I think it’s easy for me to say that Once & Future was a great re-telling full of unique and diverse characters. I knew I had to pick it up not only because of the authors, but also because of the praise I kept hearing about.
I’ve been chased my whole life. As an illegal immigrant in the territory controlled by the tyrannical Mercer corporation, I’ve always had to hide who I am. Until I found Excalibur.
Now I’m done hiding.
My name is Ari Helix. I have a magic sword, a cranky wizard, and a revolution to start.
When Ari crash-lands on Old Earth and pulls a magic sword from its ancient resting place, she is revealed to be the newest reincarnation of King Arthur. Then she meets Merlin, who has aged backward over the centuries into a teenager, and together they must break the curse that keeps Arthur coming back. Their quest? Defeat the cruel, oppressive government and bring peace and equality to all humankind.
(Disclaimer: I received this free book from Netgalley. This has not impacted my review which is unbiased and honest.)
There were so many elements about Once & Future that I really loved: the characters, theme of found family, and the sibling relationship between Ari and Kay. It’s one of those books you walk away from thinking, “I loved all the things Capetta and McCarthy did in this story: combining diverse characters, a gender bent King Arthur, and spaceships”. And so for these aspects alone it deserves these stars.
From the beginning, what really drew me to Once & Future were the characters. I knew to expect a super inclusive cast of characters and I wasn’t wrong! There were gender fluid, gay, pansexual, asexual, biracial, black, and brown characters. And just seeing them all populate this science fiction story, but also a gender bent King Arthur was beyond satisfying. What makes it more wonderful, was that Ari is adopted by Kay and his moms.
So even though I didn’t expect it, this element stole the show for me. I found her relationship with Kay to be tender and emotional. The way they are siblings, but also the small ways in which Ari still feels a little separate from them. Not only with Ari’s adoption, the theme of found family is incredibly important both in the notion of the round table, but also in her own family.

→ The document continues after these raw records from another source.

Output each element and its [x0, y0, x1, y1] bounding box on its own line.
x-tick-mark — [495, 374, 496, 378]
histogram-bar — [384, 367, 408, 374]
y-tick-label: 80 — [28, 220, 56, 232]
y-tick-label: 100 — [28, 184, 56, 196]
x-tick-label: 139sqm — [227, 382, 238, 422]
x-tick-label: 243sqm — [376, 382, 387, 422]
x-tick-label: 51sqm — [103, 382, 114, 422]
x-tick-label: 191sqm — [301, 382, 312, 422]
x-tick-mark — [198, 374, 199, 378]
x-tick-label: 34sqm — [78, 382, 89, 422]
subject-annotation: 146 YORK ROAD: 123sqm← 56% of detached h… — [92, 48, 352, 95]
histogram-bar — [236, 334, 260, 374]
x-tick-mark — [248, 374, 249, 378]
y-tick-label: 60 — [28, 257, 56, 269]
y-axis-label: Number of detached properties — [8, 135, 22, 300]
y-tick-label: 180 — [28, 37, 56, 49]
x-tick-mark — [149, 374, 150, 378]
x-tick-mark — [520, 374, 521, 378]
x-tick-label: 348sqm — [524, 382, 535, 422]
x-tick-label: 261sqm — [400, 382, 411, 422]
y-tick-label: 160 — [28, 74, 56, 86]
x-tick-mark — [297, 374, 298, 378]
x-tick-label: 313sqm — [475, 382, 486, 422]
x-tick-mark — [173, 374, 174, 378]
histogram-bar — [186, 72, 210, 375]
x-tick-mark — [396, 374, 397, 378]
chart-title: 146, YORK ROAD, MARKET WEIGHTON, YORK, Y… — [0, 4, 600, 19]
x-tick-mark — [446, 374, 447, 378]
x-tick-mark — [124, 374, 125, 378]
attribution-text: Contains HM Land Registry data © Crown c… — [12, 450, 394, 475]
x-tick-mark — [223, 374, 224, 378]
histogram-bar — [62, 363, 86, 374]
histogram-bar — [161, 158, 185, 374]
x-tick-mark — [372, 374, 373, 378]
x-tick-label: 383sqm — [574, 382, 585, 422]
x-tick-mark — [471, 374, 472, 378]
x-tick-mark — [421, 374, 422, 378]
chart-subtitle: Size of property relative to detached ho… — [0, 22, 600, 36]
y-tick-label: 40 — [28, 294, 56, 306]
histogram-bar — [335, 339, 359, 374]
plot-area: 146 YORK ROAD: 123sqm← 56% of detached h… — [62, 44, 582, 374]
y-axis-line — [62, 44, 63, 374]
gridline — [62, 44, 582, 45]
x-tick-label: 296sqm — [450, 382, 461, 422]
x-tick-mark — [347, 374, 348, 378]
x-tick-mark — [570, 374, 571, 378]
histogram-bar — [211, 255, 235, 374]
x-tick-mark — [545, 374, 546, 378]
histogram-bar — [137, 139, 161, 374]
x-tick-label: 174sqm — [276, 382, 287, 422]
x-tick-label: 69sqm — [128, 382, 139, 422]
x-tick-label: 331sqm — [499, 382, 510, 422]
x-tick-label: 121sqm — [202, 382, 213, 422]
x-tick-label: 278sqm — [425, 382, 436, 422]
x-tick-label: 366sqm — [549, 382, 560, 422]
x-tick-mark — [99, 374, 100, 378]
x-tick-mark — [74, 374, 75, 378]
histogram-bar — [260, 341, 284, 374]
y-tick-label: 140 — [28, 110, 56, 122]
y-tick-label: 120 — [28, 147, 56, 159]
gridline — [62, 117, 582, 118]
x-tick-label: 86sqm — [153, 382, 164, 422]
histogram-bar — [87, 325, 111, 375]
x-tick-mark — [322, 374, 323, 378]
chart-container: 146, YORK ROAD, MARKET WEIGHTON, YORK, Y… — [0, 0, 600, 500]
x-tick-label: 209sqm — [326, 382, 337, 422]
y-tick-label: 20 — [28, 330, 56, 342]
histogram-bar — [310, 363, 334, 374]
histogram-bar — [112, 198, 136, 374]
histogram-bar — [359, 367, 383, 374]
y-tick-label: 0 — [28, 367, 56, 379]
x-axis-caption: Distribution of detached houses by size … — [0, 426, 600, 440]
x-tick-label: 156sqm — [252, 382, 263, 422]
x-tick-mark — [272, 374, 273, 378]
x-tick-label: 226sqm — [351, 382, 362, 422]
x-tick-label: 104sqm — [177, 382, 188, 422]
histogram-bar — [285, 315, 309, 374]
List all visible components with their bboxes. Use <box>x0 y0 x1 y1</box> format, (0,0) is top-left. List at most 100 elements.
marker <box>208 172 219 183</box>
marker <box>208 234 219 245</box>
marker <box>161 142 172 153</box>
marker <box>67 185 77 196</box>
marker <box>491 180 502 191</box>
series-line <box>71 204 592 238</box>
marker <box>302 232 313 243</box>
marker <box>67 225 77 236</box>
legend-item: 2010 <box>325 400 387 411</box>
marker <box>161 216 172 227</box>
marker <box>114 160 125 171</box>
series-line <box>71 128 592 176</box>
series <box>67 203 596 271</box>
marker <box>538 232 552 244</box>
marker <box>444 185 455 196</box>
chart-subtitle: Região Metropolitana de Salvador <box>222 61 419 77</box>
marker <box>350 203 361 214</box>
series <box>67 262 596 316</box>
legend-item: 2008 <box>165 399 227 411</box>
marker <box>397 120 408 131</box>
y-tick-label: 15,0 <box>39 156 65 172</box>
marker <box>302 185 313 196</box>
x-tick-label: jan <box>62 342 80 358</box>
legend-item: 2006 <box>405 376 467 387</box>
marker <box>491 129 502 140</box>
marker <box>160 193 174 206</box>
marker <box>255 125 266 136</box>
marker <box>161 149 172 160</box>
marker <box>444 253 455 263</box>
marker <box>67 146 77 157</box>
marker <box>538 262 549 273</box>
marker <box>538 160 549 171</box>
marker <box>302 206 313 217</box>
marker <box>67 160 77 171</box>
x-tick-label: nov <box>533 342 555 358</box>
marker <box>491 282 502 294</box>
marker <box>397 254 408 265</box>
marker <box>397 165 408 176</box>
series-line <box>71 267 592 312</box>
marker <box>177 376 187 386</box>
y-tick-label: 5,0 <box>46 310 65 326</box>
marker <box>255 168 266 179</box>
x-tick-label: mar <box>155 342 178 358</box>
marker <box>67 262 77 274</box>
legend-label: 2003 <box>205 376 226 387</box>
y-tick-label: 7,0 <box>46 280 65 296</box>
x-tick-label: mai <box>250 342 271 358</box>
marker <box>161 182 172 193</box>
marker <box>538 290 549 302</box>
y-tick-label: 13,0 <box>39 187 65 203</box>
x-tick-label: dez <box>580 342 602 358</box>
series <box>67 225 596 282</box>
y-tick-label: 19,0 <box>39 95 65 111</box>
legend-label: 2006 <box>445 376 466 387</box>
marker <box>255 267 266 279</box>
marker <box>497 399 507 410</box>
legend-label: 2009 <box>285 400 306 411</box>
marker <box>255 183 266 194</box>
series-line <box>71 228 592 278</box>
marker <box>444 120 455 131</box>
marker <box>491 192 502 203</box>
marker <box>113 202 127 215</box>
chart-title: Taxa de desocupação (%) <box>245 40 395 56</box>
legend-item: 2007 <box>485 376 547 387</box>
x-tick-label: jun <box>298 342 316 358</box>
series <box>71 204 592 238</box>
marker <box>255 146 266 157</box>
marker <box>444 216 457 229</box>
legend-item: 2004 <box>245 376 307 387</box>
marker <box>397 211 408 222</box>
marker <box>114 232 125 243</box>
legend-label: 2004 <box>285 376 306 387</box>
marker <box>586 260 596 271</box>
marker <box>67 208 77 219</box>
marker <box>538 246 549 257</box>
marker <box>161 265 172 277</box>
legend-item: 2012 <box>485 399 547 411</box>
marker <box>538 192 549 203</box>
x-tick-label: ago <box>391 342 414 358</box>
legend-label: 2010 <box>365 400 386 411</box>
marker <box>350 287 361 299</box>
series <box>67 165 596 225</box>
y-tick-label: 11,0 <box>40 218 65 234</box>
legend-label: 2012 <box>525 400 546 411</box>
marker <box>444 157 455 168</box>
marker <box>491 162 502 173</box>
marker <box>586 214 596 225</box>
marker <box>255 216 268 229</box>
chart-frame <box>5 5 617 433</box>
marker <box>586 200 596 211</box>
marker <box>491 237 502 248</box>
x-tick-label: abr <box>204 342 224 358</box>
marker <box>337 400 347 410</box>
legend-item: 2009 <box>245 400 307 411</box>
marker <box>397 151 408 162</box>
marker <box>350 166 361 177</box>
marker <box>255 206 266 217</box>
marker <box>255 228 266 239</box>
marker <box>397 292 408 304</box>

Merlin stresses that the round table is supposed to be about cooperation, but also the relationships they form with each other – a great example of a found family. And yes, while some of our family members can betray us, these relationship have the ability to make us stronger. This is mirrored in the fact that Ari’s biggest weakness is her connection to others, because they are used as pawns to manipulate her. But with these connections, also comes the ability to be able to have others you can rely on to help. Within the pages of Once & Future we see the highs and lows, the pros and cons, of all relationships.
An element I really appreciated in McCarthy and Capetta’s retelling is Merlin’s perspective. Yes I love Ari and she was the main hook for me to sink my teeth into. But I found Merlin’s depth, and perspective, important for giving the book more color. I don’t want to spoil too much of the reveal of Merlin, Arthur, and the other main character’s reveal, but it’s really fun to see how they play into (and out of) their roles.
At the end of the day, what are we willing to sacrifice for our friends, love, our people, the future? Can we really atone for our mistakes in the past? And are we really able to break from our stories, from our fate, to achieve something more?
If you’re searching for a diverse and fun gender bent retelling, Once & Future is definitely for you. There are plenty of pop culture references and you’ll switch from laughing to tearing up. It is full of surprises and the end will probably make you emotional for all sorts of reasons. At the same time, an element that I hope is further developed in book two, is the element of Mercer and the corruption. Ari and her friends have a quest, like all good heroes, and in her case the powers at be are a lot more technologically advanced and terrifying than you might expect.